The path from bootcamp or CS degree to first developer job has collapsed. Companies want entry-level candidates with mid-level skills while cutting junior positions entirely. If there's no way for new developers to get that crucial first job, where does the next generation of senior engineers come from? Nobody seems to have an answer.
The data is stark. Entry-level developer postings are down significantly from pre-pandemic levels. The postings that remain often require 2-3 years of professional experience for positions labeled "junior." Meanwhile, bootcamp graduates and recent CS majors are sending hundreds of applications and getting zero responses. The pipeline isn't just clogged - it's severed.
What changed? Multiple factors converged. The pandemic hiring spree ended, leaving companies overstaffed. AI coding tools made senior developers more productive, reducing the need for junior engineers to handle basic tasks. And the economic climate pushed companies to hire for immediate impact rather than invest in training. The result is a market where you need experience to get experience.
The Reddit programming community is full of stories that follow the same pattern: talented developers with personal projects, strong fundamentals, and genuine passion can't get past automated resume filters or recruiter screens. One comment captured it perfectly - the industry spent a decade telling people to learn to code, then pulled up the ladder just as they arrived.

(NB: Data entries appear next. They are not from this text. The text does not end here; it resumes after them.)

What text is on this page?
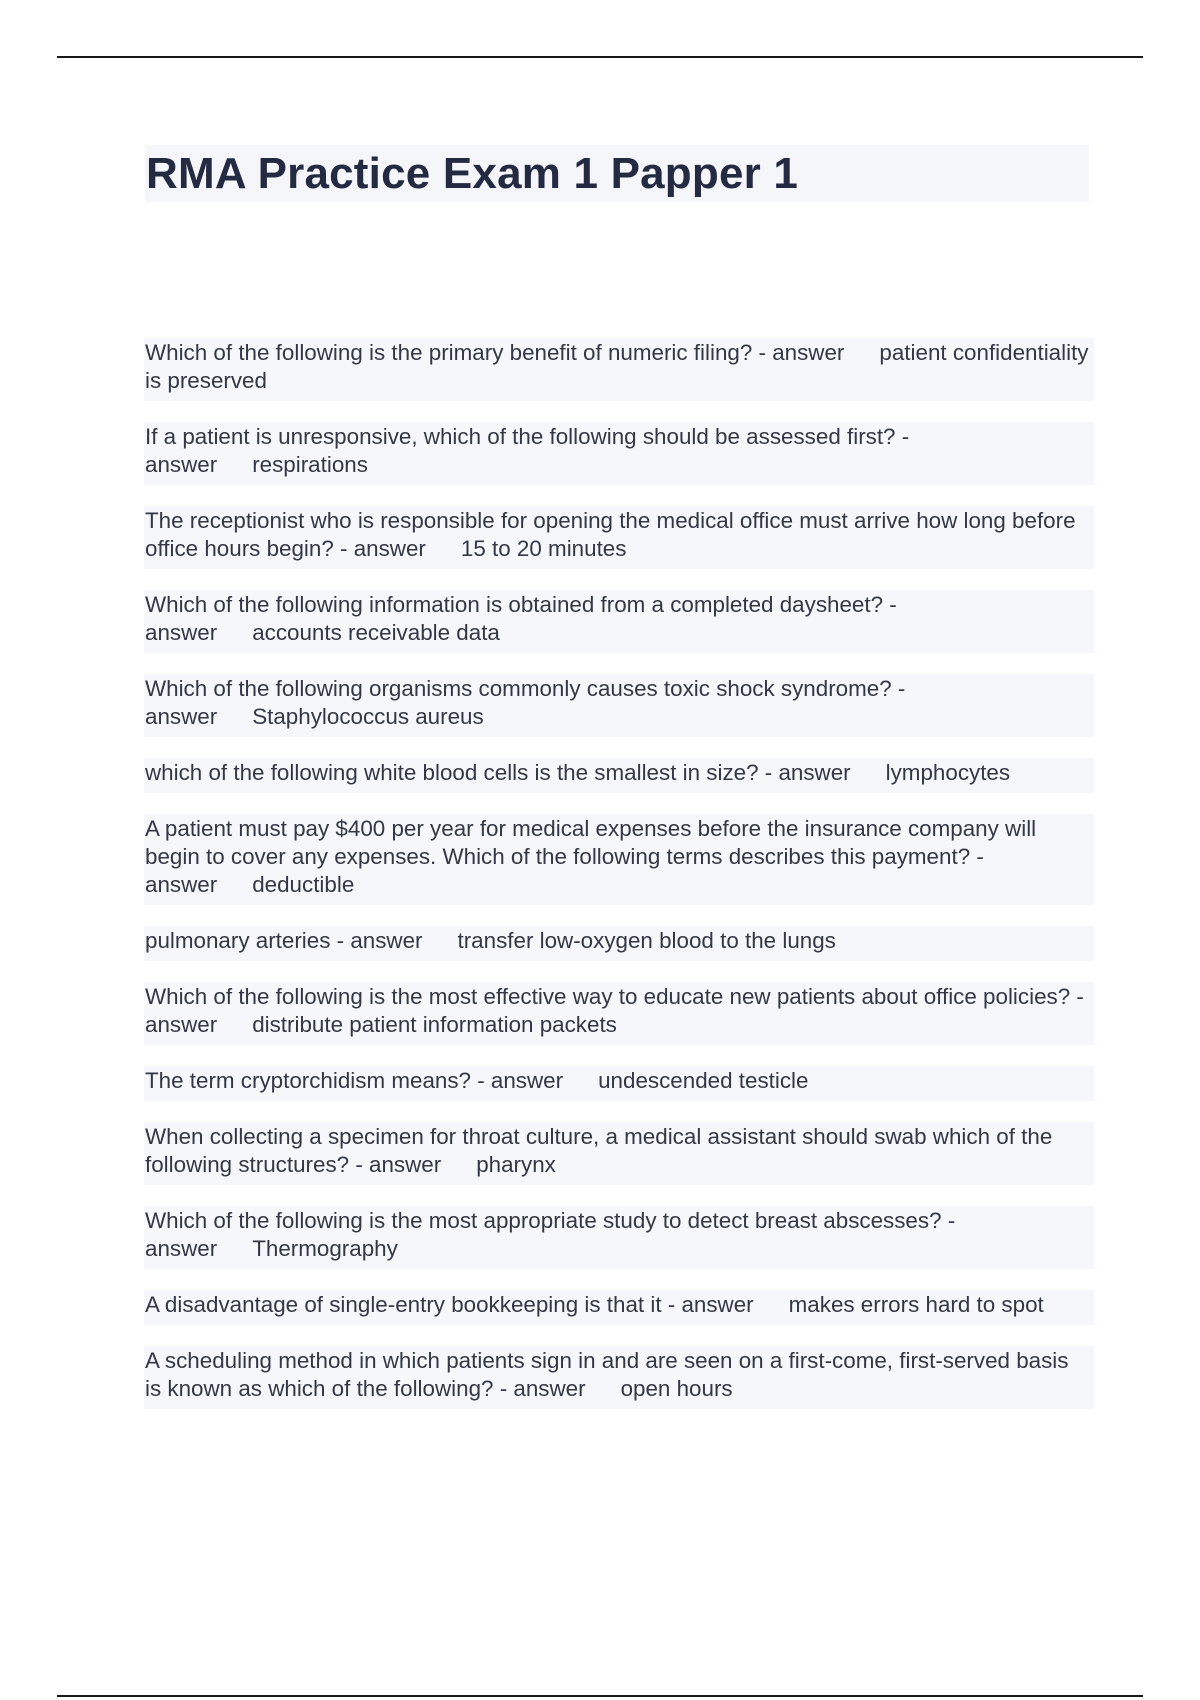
RMA Practice Exam 1 Papper 1

Which of the following is the primary benefit of numeric filing? - answer patient confidentiality is preserved

If a patient is unresponsive, which of the following should be assessed first? - answer respirations

The receptionist who is responsible for opening the medical office must arrive how long before office hours begin? - answer 15 to 20 minutes

Which of the following information is obtained from a completed daysheet? - answer accounts receivable data

Which of the following organisms commonly causes toxic shock syndrome? - answer Staphylococcus aureus

which of the following white blood cells is the smallest in size? - answer lymphocytes

A patient must pay $400 per year for medical expenses before the insurance company will begin to cover any expenses. Which of the following terms describes this payment? - answer deductible

pulmonary arteries - answer transfer low-oxygen blood to the lungs

Which of the following is the most effective way to educate new patients about office policies? - answer distribute patient information packets

The term cryptorchidism means? - answer undescended testicle

When collecting a specimen for throat culture, a medical assistant should swab which of the following structures? - answer pharynx

Which of the following is the most appropriate study to detect breast abscesses? - answer Thermography

A disadvantage of single-entry bookkeeping is that it - answer makes errors hard to spot

A scheduling method in which patients sign in and are seen on a first-come, first-served basis is known as which of the following? - answer open hours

I built a startup. I know the pressure to maximize every hire. But this is shortsighted. Senior engineers don't materialize out of nowhere - they're junior engineers who got a chance and learned on the job. If the entire industry stops hiring juniors, where do tomorrow's seniors come from? We're eating our seed corn.
AI coding tools are accelerating this trend, not causing it. Yes, Claude and GitHub Copilot make experienced developers more productive. But they don't replace the human judgment, debugging skills, and architectural thinking that come from years of writing bad code and learning from it. You can't skip that apprenticeship phase, and right now the industry is trying to do exactly that.

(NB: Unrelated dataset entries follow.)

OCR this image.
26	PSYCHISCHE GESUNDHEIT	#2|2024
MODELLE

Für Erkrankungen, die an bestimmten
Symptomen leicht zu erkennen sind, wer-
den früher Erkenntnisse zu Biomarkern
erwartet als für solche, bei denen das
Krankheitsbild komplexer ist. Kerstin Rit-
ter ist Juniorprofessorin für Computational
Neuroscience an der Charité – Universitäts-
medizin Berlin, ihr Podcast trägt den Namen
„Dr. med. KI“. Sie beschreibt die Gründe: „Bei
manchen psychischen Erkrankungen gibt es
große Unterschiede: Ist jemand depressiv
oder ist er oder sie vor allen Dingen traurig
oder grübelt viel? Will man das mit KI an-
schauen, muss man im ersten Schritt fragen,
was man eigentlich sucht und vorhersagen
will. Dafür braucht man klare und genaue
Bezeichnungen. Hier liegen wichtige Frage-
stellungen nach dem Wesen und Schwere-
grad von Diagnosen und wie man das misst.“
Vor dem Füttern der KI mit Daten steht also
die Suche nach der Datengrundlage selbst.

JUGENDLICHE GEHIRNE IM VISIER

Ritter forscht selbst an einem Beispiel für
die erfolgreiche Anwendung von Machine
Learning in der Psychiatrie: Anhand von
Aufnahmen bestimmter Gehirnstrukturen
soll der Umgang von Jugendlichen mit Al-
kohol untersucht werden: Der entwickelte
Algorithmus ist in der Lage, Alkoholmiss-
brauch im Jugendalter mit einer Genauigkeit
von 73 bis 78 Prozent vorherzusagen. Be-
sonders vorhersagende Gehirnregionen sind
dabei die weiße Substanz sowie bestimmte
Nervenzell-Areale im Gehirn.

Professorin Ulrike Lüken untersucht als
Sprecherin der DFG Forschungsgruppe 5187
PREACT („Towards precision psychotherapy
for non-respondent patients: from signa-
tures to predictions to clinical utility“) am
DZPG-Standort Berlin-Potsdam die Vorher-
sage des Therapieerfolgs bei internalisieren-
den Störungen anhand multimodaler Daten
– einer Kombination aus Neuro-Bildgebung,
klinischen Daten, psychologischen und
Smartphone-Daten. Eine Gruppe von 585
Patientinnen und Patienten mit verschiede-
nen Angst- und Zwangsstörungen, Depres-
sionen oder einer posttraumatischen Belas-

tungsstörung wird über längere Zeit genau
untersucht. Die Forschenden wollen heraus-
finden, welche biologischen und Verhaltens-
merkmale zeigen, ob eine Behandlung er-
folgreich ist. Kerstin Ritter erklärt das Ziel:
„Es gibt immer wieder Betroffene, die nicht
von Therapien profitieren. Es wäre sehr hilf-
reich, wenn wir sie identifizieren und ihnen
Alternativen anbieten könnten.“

Some companies are bucking the trend. A few startups and mid-size companies still maintain junior programs. But they're exceptions. The big tech companies that used to hire thousands of new grads are now doing selective hiring. The startups that used to take chances on promising juniors want proven performers. The middle disappeared.
This isn't just bad for aspiring developers - it's bad for the industry. Software engineering already has a diversity problem. Eliminating entry-level positions makes that worse by favoring people who can afford to work for free in internships or have networks that bypass normal hiring. If the only way into the industry is through privilege and connections, we're building a less innovative, less representative field.